I emphasize those last words, as they seem to point to the operative mechanism of "the bondage of self". My desire to have something or someone - a relationship, a job, money, a position in society or whatever - that it is not practical or due for me to possess because of circumstances or life itself will creates internal within my mind for the ego to manifest and operate. Equally, my desire to avoid someone, something or some situation that is either unavoidable or not practical for me to avoid due, again, to circumstances, life itself - or God, if you will - will also lock me in the suffering of bondage or enslavement to my sense of individuality and uniqueness. I will add a new chapter to the same old story that will go on endlessly repeating itself within the not-so-quite airy confines of my mind, creating all forms of anger, pride, lust, greed and/or envy etc.

So much for Step Six. Through my propensity to foster all manner of undue and impractical desires I have laid the groundwork and created the "measure" or made internal room for my ego to take hold and drag me back into self-consciousness, or ego-consciousness, breaking all conscious contact with the G_d of my understanding. I have created the basis for my own suffering. What then activates and perpetuates this suffering?

Desires for what are impractical, impossible or not due to us at any given moment will quickly morph into fear we are told in Bill's essay on the Seventh Step. That, in turn, will energize and set in motion the patterns of thought, speech and action that cause our suffering. "The chief activator of our defects," Bill writes, "has been self-centered fear - primarily fear that we would lose something we already possessed or fail to get something we demanded. Living upon a basis of unsatisfied demands, we were in a state of continual disturbance and frustration. Therefore, no peace was to be had unless we could find a means of reducing these demands."

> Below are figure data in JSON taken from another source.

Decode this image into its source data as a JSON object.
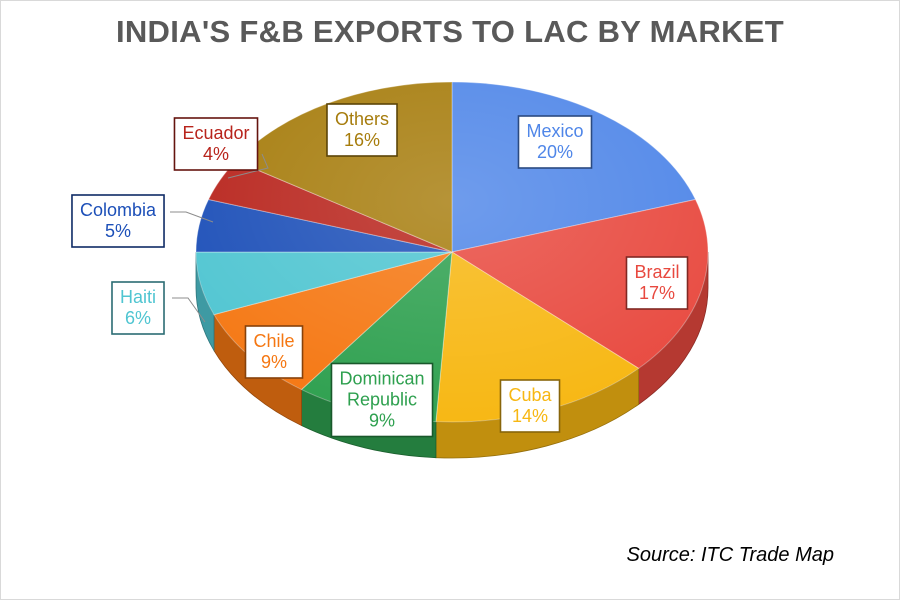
{
  "chart_data": {
    "type": "pie",
    "title": "INDIA'S F&B EXPORTS TO LAC BY MARKET",
    "source": "Source: ITC Trade Map",
    "slices": [
      {
        "label": "Mexico",
        "value": 20,
        "value_label": "20%",
        "color": "#4f86e8"
      },
      {
        "label": "Brazil",
        "value": 17,
        "value_label": "17%",
        "color": "#e8493f"
      },
      {
        "label": "Cuba",
        "value": 14,
        "value_label": "14%",
        "color": "#f7b712"
      },
      {
        "label": "Dominican\nRepublic",
        "value": 9,
        "value_label": "9%",
        "color": "#2ea04f"
      },
      {
        "label": "Chile",
        "value": 9,
        "value_label": "9%",
        "color": "#f57712"
      },
      {
        "label": "Haiti",
        "value": 6,
        "value_label": "6%",
        "color": "#4fc5d1"
      },
      {
        "label": "Colombia",
        "value": 5,
        "value_label": "5%",
        "color": "#1c4fb8"
      },
      {
        "label": "Ecuador",
        "value": 4,
        "value_label": "4%",
        "color": "#b8241c"
      },
      {
        "label": "Others",
        "value": 16,
        "value_label": "16%",
        "color": "#a67c0c"
      }
    ]
  }
}
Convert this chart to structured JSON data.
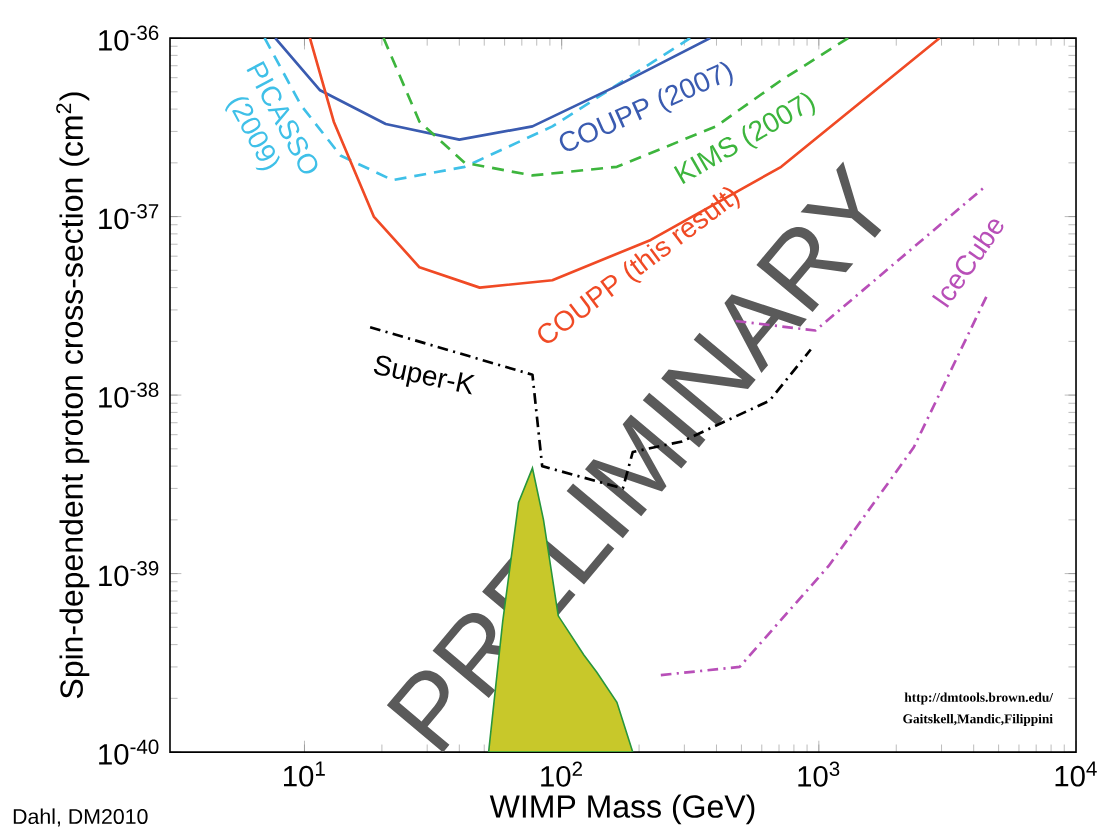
{
  "chart_data": {
    "type": "line",
    "log": "xy",
    "xlabel": "WIMP Mass (GeV)",
    "ylabel": "Spin-dependent proton cross-section (cm$^{2}$)",
    "xlim": [
      3,
      10000
    ],
    "ylim": [
      1e-40,
      1e-36
    ],
    "xticks": [
      {
        "value": 10,
        "label": "10$^{1}$"
      },
      {
        "value": 100,
        "label": "10$^{2}$"
      },
      {
        "value": 1000,
        "label": "10$^{3}$"
      },
      {
        "value": 10000,
        "label": "10$^{4}$"
      }
    ],
    "yticks": [
      {
        "value": 1e-40,
        "label": "10$^{-40}$"
      },
      {
        "value": 1e-39,
        "label": "10$^{-39}$"
      },
      {
        "value": 1e-38,
        "label": "10$^{-38}$"
      },
      {
        "value": 1e-37,
        "label": "10$^{-37}$"
      },
      {
        "value": 1e-36,
        "label": "10$^{-36}$"
      }
    ],
    "grid": false,
    "series": [
      {
        "type": "area",
        "color": "#c8c82a",
        "x": [
          52,
          59,
          68,
          77,
          85,
          97,
          122,
          137,
          164,
          189
        ],
        "values": [
          1e-40,
          5.4e-40,
          2.5e-39,
          3.9e-39,
          2e-39,
          5.8e-40,
          3.5e-40,
          2.8e-40,
          1.9e-40,
          1e-40
        ]
      },
      {
        "name": "PICASSO (2009)",
        "color": "#3fc0e8",
        "line_style": "dashed",
        "x": [
          7.0,
          9.7,
          13.8,
          22,
          42,
          92,
          316
        ],
        "values": [
          1e-36,
          4.2e-37,
          2.2e-37,
          1.6e-37,
          1.9e-37,
          3.2e-37,
          1e-36
        ]
      },
      {
        "name": "COUPP (2007)",
        "color": "#3a5bb0",
        "line_style": "solid",
        "x": [
          7.7,
          11.5,
          20.7,
          40,
          77,
          164,
          378
        ],
        "values": [
          1e-36,
          5.1e-37,
          3.3e-37,
          2.7e-37,
          3.2e-37,
          5.4e-37,
          1e-36
        ]
      },
      {
        "name": "KIMS (2007)",
        "color": "#3db53d",
        "line_style": "dashed",
        "x": [
          20.3,
          28,
          42,
          77,
          164,
          398,
          714,
          1300
        ],
        "values": [
          1e-36,
          3.4e-37,
          2e-37,
          1.7e-37,
          1.9e-37,
          3.2e-37,
          5.8e-37,
          1e-36
        ]
      },
      {
        "name": "COUPP (this result)",
        "color": "#f04a25",
        "line_style": "solid",
        "x": [
          10.5,
          13,
          18.6,
          28,
          48,
          92,
          222,
          714,
          2950
        ],
        "values": [
          1e-36,
          3.4e-37,
          1e-37,
          5.2e-38,
          4e-38,
          4.4e-38,
          7.4e-38,
          1.9e-37,
          1e-36
        ]
      },
      {
        "name": "Super-K",
        "color": "#000000",
        "line_style": "dashdot",
        "x": [
          18,
          77,
          84,
          173,
          189,
          294,
          643,
          930
        ],
        "values": [
          2.4e-38,
          1.3e-38,
          4e-39,
          3e-39,
          4.8e-39,
          5.5e-39,
          9.3e-39,
          1.8e-38
        ]
      },
      {
        "name": "IceCube",
        "color": "#b84fb8",
        "line_style": "dashdot",
        "x": [
          475,
          970,
          4500
        ],
        "values": [
          2.6e-38,
          2.3e-38,
          1.5e-37
        ]
      },
      {
        "color": "#b84fb8",
        "line_style": "dashdot",
        "x": [
          243,
          492,
          1090,
          2340,
          4500
        ],
        "values": [
          2.7e-40,
          3e-40,
          1.1e-39,
          5.1e-39,
          3.6e-38
        ]
      }
    ],
    "annotations": [
      "PRELIMINARY",
      "http://dmtools.brown.edu/",
      "Gaitskell,Mandic,Filippini",
      "Dahl, DM2010"
    ]
  }
}
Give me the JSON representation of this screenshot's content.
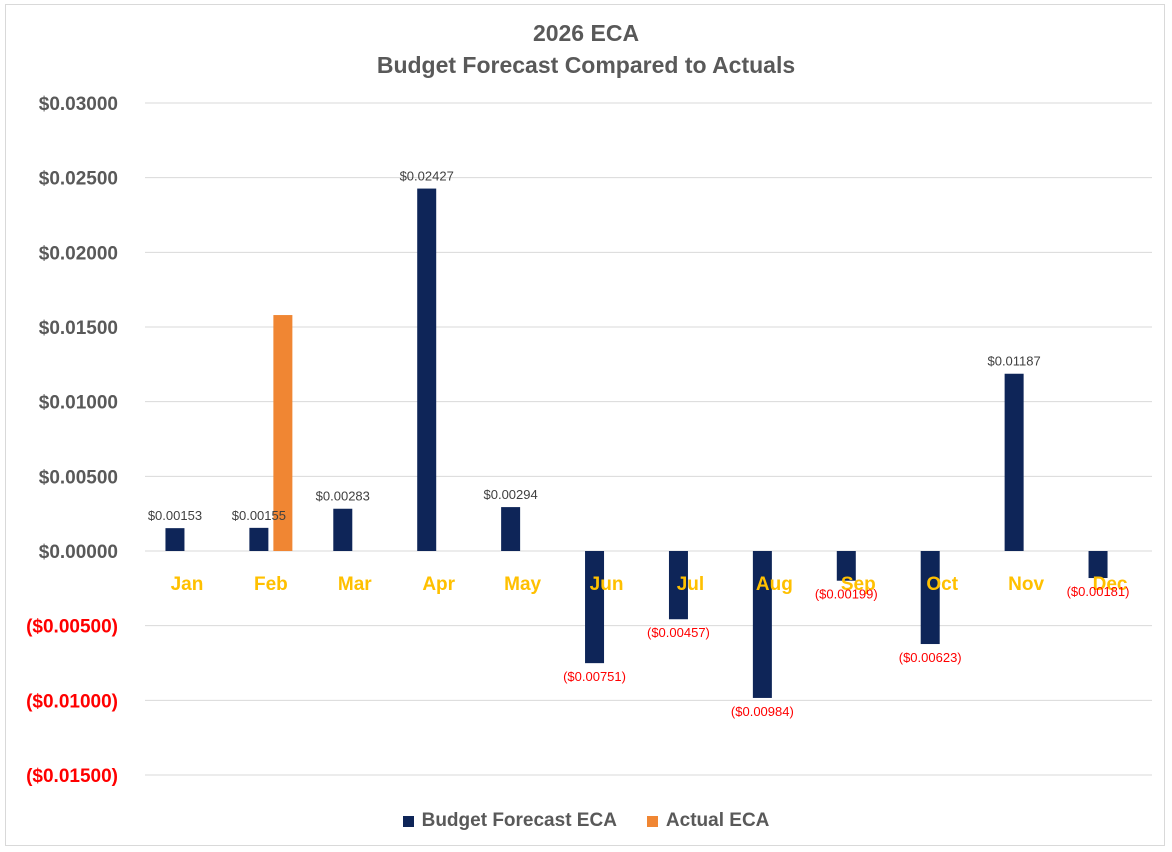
{
  "chart_data": {
    "type": "bar",
    "title": "2026 ECA",
    "subtitle": "Budget Forecast Compared to Actuals",
    "categories": [
      "Jan",
      "Feb",
      "Mar",
      "Apr",
      "May",
      "Jun",
      "Jul",
      "Aug",
      "Sep",
      "Oct",
      "Nov",
      "Dec"
    ],
    "series": [
      {
        "name": "Budget Forecast ECA",
        "color": "#0e2558",
        "values": [
          0.00153,
          0.00155,
          0.00283,
          0.02427,
          0.00294,
          -0.00751,
          -0.00457,
          -0.00984,
          -0.00199,
          -0.00623,
          0.01187,
          -0.00181
        ],
        "labels": [
          "$0.00153",
          "$0.00155",
          "$0.00283",
          "$0.02427",
          "$0.00294",
          "($0.00751)",
          "($0.00457)",
          "($0.00984)",
          "($0.00199)",
          "($0.00623)",
          "$0.01187",
          "($0.00181)"
        ]
      },
      {
        "name": "Actual ECA",
        "color": "#f08633",
        "values": [
          null,
          0.0158,
          null,
          null,
          null,
          null,
          null,
          null,
          null,
          null,
          null,
          null
        ]
      }
    ],
    "ylim": [
      -0.015,
      0.03
    ],
    "yticks": [
      0.03,
      0.025,
      0.02,
      0.015,
      0.01,
      0.005,
      0,
      -0.005,
      -0.01,
      -0.015
    ],
    "ytick_labels": [
      "$0.03000",
      "$0.02500",
      "$0.02000",
      "$0.01500",
      "$0.01000",
      "$0.00500",
      "$0.00000",
      "($0.00500)",
      "($0.01000)",
      "($0.01500)"
    ],
    "grid": true,
    "legend": "bottom",
    "colors": {
      "category_label": "#ffc000",
      "positive_text": "#404040",
      "negative_text": "#ff0000",
      "gridline": "#d9d9d9"
    }
  }
}
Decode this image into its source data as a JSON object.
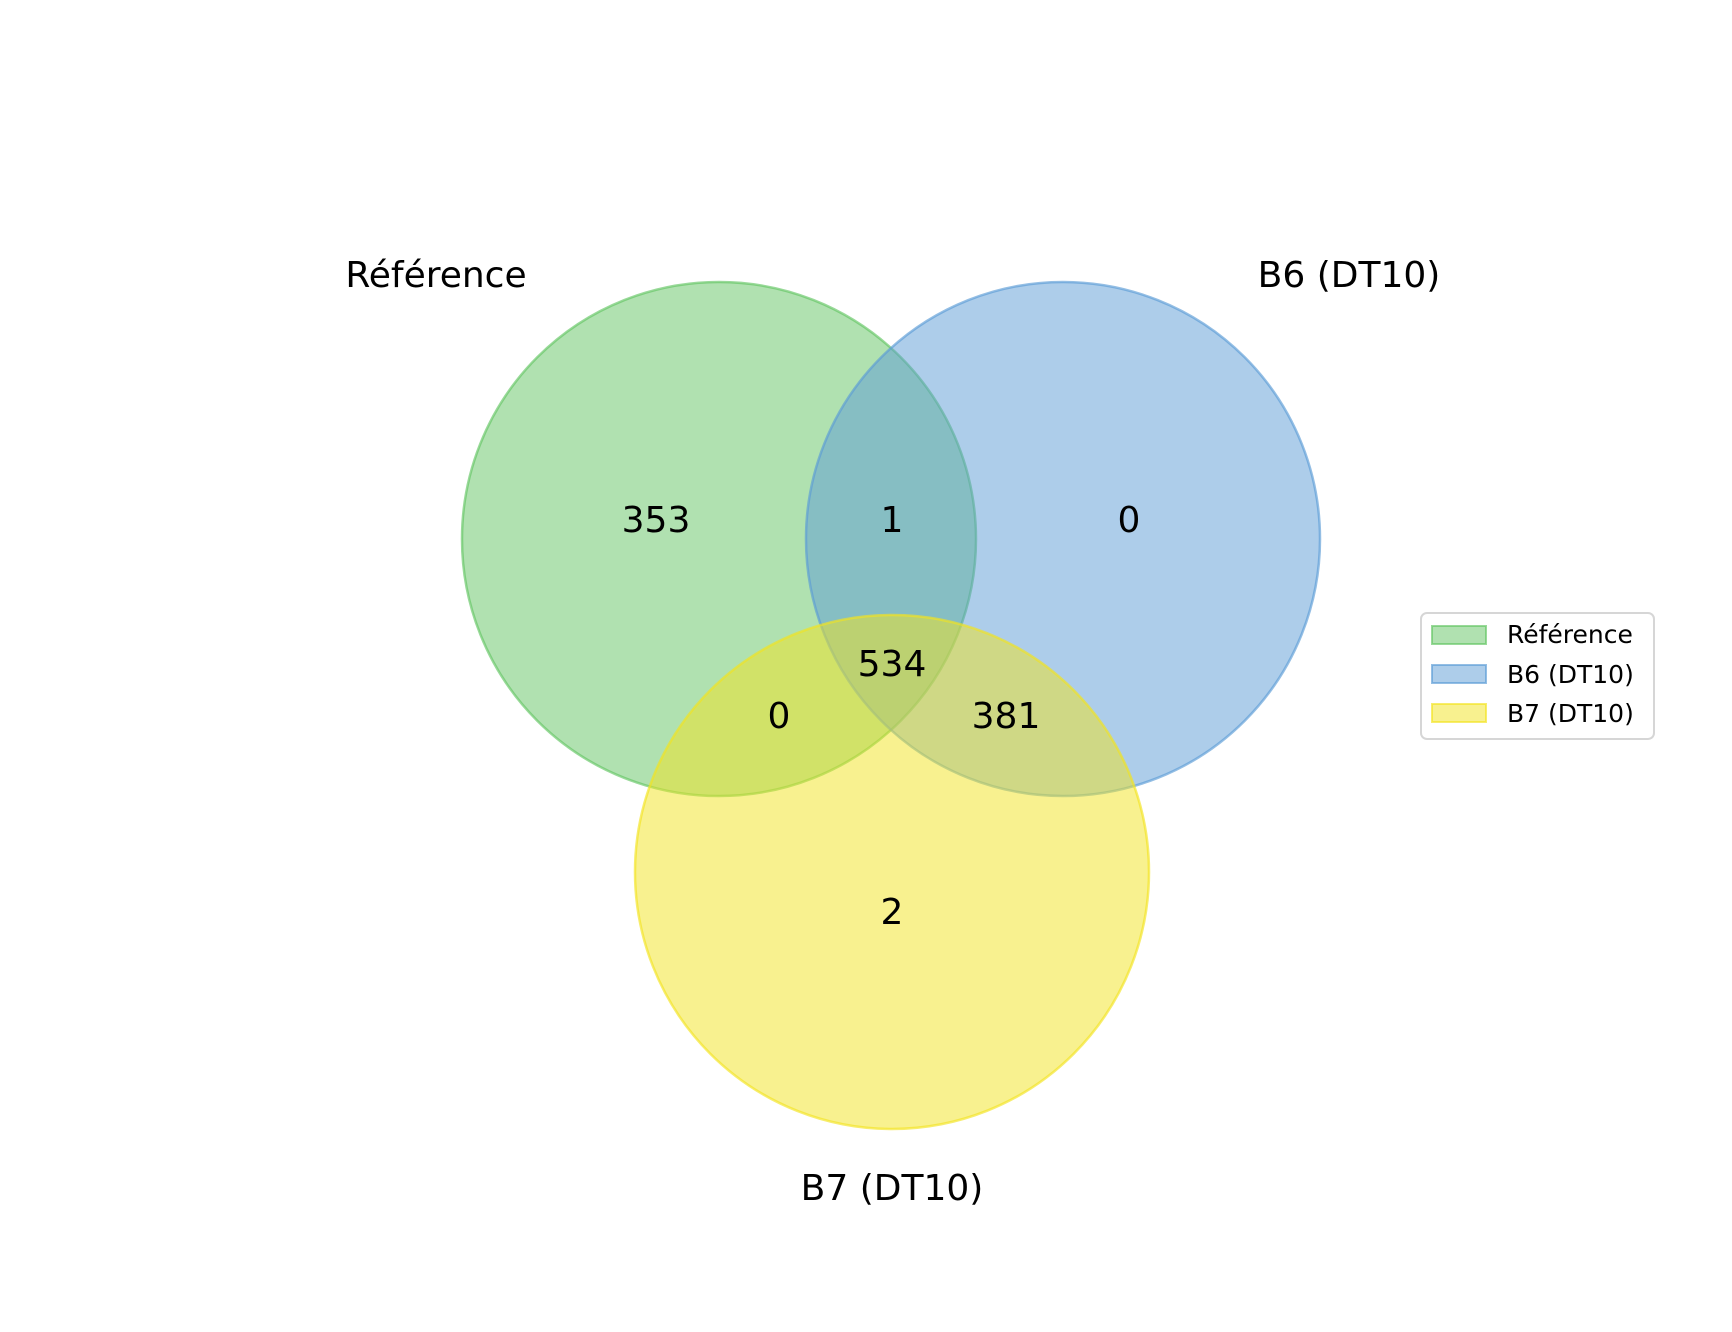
{
  "diagram": {
    "type": "venn3",
    "sets": [
      {
        "key": "A",
        "name": "Référence",
        "color": "#62c462"
      },
      {
        "key": "B",
        "name": "B6 (DT10)",
        "color": "#5b9bd5"
      },
      {
        "key": "C",
        "name": "B7 (DT10)",
        "color": "#f2e41f"
      }
    ],
    "regions": {
      "A_only": "353",
      "AB_only": "1",
      "B_only": "0",
      "ABC": "534",
      "AC_only": "0",
      "BC_only": "381",
      "C_only": "2"
    },
    "legend": {
      "position": "right",
      "entries": [
        "Référence",
        "B6 (DT10)",
        "B7 (DT10)"
      ]
    }
  }
}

Fortuntately, we have been shown a means of reducing and possibly eliminating, at least temporarily, these unsatisfied and unsatisfiable demands - unsatisfiable demands, in the sense that what we are demanding is not practical or due to us. That means is the logically interrelated process of self-examination, meditation and prayer that Bill writes of in Step 11. I was told by my greatest spiritual mentor, a man that sought an ever-deepening consciousness of the divine order of this universe until his dying day, that we are or should be constantly in the process of doing Steps 3, 7 and 11: affirming and invoking that deeper God-consciousness that forms the basic fabric of our being, recognizing when we hav reattached to our desire-fueled fears that strip us us of conscious contact withG_d's grace and seeking a return to that grace through the process of self-forgetting in contemplative meditation.

This is the only method that I have learned or been shown - and I have achieved some great material and financial successes and successes in my personal, social and familial relationships through my own efforts and other methodologies- that has brought me any degree of deep or lasting peace of mind. I know that recourse to the eternal within brings me to a consciousness of serenity in both my mind and my surroundings. It brings me to an inner place where I lack nothing and want for nothing, where fear and desire subside, wane and are gone so long as I remain there.